‘Friday’ is kept in the playbook
It’s a touchdown for NBC’s “Friday Night Lights”!
The Texas drama -- it’s about much more than football -- has been renewed for a full second season. No word yet on what night NBC will air a show that has struggled in the ratings (against stiff-armed competition) but quickly became one of the season’s biggest critical darlings. Credit goes to NBC President of Entertainment Kevin Reilly, a big fan of the show, for showing patience and letting the fans spend a little more time with Coach Eric Taylor (Kyle Chandler) and the Dillon Panthers.
The announcement comes as the television industry prepares to converge on Manhattan next week for the so-called “upfronts” -- when execs try to woo advertisers for front-end funding for the new TV season. See latimes.com/showtracker for all the latest developments. Here are some of the highlights so far:
Just your average geeks, bionics and time travel
NBC is the first to unveil its new schedule next week. Let the pickups drama begin. As expected, NBC ordered 13 episodes of one of Josh Schwartz’s (“The OC”) new projects, “Chuck,” starring Zachary Levi (“Less Than Perfect”) as the geeky guy who becomes “the government’s most powerful weapon.”
It also has ordered 13 episodes of the remake of “The Bionic Woman,” starring Michelle Ryan as Jamie Sommers in a contemporary coming-of-age story. We meet Jamie as a bartender and surrogate mother to her teenage sister before the devastating car accident that forever changes her life.
Kevin McKidd (“Rome”) will star in another drama, “Journeyman,” the story of a husband and father who suddenly finds himself traveling into the past, affecting other people’s lives as well as his own, when he finds himself reconnecting with his ex-fiancee.
Schwartz, could you please stop showing off?
When one door closes, another one usually opens. But two? Schwartz is rebounding nicely, it seems, from his break-up with Fox.

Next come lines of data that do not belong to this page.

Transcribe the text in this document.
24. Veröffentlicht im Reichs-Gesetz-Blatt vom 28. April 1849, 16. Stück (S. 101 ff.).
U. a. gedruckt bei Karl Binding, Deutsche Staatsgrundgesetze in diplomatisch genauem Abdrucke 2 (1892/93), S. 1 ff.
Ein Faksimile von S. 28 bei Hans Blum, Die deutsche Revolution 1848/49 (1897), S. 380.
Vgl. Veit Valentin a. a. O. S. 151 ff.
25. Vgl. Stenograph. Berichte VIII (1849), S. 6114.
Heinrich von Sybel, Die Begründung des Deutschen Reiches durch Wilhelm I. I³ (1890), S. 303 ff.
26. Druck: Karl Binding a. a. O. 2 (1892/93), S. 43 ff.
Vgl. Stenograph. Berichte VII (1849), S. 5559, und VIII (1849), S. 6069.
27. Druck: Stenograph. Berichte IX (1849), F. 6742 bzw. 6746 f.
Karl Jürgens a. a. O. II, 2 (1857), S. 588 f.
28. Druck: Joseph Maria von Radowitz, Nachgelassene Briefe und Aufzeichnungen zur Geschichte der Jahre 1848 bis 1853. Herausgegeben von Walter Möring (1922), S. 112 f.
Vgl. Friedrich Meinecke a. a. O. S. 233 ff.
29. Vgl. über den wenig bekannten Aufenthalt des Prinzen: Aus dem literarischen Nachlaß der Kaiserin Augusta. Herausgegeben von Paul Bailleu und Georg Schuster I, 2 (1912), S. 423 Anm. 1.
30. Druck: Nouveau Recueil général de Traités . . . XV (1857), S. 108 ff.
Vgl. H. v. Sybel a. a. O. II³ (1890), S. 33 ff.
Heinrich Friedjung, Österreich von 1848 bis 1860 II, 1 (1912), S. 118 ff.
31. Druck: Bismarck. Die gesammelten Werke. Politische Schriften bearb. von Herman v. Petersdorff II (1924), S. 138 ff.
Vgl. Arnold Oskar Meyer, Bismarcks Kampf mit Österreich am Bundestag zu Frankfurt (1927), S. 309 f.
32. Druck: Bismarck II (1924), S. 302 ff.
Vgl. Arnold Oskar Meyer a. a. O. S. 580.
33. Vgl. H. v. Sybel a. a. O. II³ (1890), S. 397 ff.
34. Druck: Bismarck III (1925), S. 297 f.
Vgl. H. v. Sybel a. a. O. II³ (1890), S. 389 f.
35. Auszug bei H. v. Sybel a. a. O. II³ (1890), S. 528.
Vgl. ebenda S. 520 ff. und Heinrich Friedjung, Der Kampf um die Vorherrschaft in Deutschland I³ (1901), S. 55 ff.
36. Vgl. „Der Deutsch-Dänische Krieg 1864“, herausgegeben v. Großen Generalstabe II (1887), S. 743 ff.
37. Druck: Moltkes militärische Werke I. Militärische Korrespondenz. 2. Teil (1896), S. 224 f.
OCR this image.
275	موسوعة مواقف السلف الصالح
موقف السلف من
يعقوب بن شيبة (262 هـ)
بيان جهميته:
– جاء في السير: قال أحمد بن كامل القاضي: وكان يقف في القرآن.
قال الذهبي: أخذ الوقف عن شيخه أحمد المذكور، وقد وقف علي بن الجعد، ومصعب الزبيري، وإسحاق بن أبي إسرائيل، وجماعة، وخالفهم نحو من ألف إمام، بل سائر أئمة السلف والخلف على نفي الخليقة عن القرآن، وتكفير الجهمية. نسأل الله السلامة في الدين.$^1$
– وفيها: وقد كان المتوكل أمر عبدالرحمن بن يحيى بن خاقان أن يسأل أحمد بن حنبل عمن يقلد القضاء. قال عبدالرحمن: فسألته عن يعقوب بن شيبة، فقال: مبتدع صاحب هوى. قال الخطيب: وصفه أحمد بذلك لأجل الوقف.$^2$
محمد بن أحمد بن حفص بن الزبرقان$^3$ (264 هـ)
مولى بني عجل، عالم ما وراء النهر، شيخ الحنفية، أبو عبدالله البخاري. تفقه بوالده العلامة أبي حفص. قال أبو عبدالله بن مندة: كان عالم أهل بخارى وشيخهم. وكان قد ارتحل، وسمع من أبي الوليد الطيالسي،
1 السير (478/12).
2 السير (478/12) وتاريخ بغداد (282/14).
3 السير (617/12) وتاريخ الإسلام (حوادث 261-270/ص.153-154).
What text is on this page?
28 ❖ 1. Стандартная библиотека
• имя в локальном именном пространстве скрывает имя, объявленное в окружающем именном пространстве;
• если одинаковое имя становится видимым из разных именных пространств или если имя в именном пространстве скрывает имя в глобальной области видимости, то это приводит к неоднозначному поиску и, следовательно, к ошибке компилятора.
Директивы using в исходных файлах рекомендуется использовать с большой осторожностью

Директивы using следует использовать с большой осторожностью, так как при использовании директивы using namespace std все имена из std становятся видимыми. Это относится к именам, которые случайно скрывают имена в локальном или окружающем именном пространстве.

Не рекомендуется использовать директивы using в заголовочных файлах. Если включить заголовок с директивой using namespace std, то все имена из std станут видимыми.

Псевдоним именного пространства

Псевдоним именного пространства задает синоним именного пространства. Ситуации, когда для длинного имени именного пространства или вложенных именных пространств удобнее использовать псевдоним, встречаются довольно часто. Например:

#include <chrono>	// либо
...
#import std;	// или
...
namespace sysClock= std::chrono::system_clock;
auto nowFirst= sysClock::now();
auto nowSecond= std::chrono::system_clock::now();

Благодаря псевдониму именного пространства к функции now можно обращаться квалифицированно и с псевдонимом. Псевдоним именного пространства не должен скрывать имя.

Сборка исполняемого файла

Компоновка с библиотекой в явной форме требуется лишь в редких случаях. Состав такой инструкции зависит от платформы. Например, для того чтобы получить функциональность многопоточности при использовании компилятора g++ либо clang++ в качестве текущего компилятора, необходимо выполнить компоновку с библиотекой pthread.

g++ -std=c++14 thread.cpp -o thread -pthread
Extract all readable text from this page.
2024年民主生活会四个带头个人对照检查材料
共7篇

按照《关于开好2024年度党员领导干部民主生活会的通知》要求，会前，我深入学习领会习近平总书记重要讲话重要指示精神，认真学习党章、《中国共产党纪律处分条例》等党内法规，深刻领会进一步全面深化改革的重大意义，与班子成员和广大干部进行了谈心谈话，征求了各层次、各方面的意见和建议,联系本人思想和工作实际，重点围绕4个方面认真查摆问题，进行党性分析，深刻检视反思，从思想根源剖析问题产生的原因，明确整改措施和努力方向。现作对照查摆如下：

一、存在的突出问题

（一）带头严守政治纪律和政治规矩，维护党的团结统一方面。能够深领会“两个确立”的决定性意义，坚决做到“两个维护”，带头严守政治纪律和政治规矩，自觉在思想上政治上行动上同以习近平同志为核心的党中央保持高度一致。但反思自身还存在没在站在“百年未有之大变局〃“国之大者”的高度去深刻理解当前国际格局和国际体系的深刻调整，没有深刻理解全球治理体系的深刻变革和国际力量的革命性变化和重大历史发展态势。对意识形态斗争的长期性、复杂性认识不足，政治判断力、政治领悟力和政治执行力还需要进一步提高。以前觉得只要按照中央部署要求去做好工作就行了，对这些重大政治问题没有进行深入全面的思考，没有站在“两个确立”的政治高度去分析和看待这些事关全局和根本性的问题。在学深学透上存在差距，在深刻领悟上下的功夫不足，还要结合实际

In addition to “Chuck” for NBC, he’s penned a version of “Gossip Girl” for the CW. It’s based upon the collection of popular books about a New York teenage socialite who spies on her rich and famous friends and blogs about them.
Hello, Steve? Is that you? It’s Ellen. We have to talk
Bravo to Ellen. Why wait for a silly announcement at the Lincoln Center in Manhattan on Tuesday when you’ve got the pull to call up ABC’s President of Primetime Entertainment Steve McPherson and demand some answers? As Kate Walsh, star of “Grey’s Anatomy,” sat on Ellen DeGeneres’ talk-show couch this week, the host picked up the phone and (nicely) asked McPherson if Walsh’s spin-off is a go. Watch the video for the answer: youtube.com/watchvEegPMU29T88
To Fox, at least one sitcom looks great on paper
Fox wasted no time in hiring TV mega stars Kelsey Grammer (“Frasier”) and Patricia Heaton (“Everybody Loves Raymond”) to star in a new multi-camera sitcom, “Back to You.” Fox President of Primetime Peter Liguori was so excited by the script -- and the lead acting team -- that he committed to 13 episodes before one second of the pilot episode was filmed.
Grammer plays a womanizing news anchor (Chuck Darling) and Heaton his uptight co-anchor, Kelly Carr. After an embarrassing Internet tirade topples Chuck from a lofty perch, he’s forced back to the Pittsburgh station where he first crossed paths with Kelly. Announced two months ago, it was the first new series pickup of the fall TV season.
It’s a ‘Jungle’ out there
all right, a cherry red one
More NBC news: Another Candace Bushnell small screen adaptation is coming to a tube near you. The network has picked up “Lipstick Jungle,” starring Brooke Shields, Kim Raver (“24”) and Lindsay Price (“Coupling”) in another “Sex and the City”-kind of tale, in which the three high-powered career women “aren’t looking for Mr. Big. They are Mr. Big.”
Another drama being added to the slate: “Life,” about a cop who was imprisoned for a crime he didn’t commit and his efforts to rejoin the police force. Directed by David Semel, who directed the “Heroes” pilot. Damian Lewis will star.
The college years fly by on ‘Veronica Mars’
This time last year an airplane flew over the CW headquarters with a banner that pleaded with executives to save “Veronica Mars.” The detective-soap cult show, starring Kristen Bell, did indeed survive -- only to plummet in the ratings. Is there any hope for a fourth season? There’s been plenty of speculation since the network announced that “Gilmore Girls” is coming to an end, leaving open that possibility. And creator Rob Thomas has pitched a story line that puts Veronica’s life into fast forward, past college and into the FBI Academy.
Reached for comment Friday, Thomas said: “I can neither confirm nor deny that we’ll get a fourth season. Not because I don’t want to. We simply don’t know. I can confirm that the network responded positively to the FBI presentation. I went into the meeting with fleeting optimism; I left with cautious optimism.” The network isn’t talking.